Los bonos de la petrolera estatal venezolana PDVSA, que en el pasado fueron denominados ‘bonos del hambre’, se encuentran entre los activos de mayor rendimiento en el mercado de deuda de mercados emergentes durante este año. Según datos de Bloomberg, estos títulos han registrado un aumento de aproximadamente el 70% en su valor desde enero.
La subida se produce en un contexto de expectativas renovadas sobre una posible reestructuración de la deuda de Venezuela, valorada en unos 60.000 millones de dólares, luego de cambios en la dinámica política entre Washington y Caracas. Los bonos en cuestión, emitidos en 2014, pasaron de cotizar alrededor de 20 centavos por dólar a comienzos de año a unos 35 centavos.

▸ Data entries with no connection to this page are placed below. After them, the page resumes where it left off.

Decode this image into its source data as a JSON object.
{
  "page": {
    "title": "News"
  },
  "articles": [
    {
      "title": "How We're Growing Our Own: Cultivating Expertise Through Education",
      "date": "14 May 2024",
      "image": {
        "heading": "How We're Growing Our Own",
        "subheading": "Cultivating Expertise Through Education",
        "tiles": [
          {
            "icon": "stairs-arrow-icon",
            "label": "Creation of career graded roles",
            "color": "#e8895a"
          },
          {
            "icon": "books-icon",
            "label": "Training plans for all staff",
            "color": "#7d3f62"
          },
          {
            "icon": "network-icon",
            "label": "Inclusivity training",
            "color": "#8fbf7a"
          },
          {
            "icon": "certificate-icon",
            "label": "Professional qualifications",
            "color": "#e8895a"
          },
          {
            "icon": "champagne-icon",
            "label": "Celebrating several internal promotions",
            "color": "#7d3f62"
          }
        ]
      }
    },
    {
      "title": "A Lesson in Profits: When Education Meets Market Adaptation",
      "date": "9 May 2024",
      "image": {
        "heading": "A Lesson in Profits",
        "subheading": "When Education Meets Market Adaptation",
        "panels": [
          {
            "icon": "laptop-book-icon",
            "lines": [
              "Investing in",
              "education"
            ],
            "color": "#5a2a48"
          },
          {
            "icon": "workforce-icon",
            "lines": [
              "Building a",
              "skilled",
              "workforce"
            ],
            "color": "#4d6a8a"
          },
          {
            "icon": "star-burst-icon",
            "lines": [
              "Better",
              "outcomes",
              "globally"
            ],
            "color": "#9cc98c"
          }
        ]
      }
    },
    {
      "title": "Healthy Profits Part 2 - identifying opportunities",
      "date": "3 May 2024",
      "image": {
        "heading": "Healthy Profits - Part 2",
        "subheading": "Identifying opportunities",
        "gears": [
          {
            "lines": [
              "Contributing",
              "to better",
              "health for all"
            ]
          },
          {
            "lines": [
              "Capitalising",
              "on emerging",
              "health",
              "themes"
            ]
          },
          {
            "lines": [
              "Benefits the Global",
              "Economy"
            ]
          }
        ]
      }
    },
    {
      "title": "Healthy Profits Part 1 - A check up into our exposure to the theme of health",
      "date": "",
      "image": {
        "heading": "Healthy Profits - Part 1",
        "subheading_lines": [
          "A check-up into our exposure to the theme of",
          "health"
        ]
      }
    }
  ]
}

El término ‘bonos del hambre’ fue acuñado años después de su emisión, durante la profunda crisis económica e hiperinflacionaria que vivió el país, generando críticas hacia los inversores que los adquirían. En 2017, una operación de venta a Goldman Sachs Asset Management en el mercado secundario generó controversia. La firma ha indicado que ya no mantiene posiciones en estos títulos.
Expertos del mercado ofrecen perspectivas variadas. Algunos, como Riccardo Grassi de Mangart Capital, ven oportunidad ante el camino hacia una reestructuración. Otros, como Jim Craige de Stone Harbor, expresan cautela por la incertidumbre sobre cómo se valorarán estos bonos específicos en dicho proceso. Analistas legales, por su parte, argumentan que en una reestructuración todos los bonos deberían ser tratados de manera similar, independientemente de su historia.
Actualmente, estos bonos aún se negocian con un descuento frente a otros títulos de PDVSA, aunque menor al que tenían durante las restricciones al mercado secundario, que finalizaron en 2023. Factores como su exclusión de índices populares y consideraciones ESG limitan su base de compradores.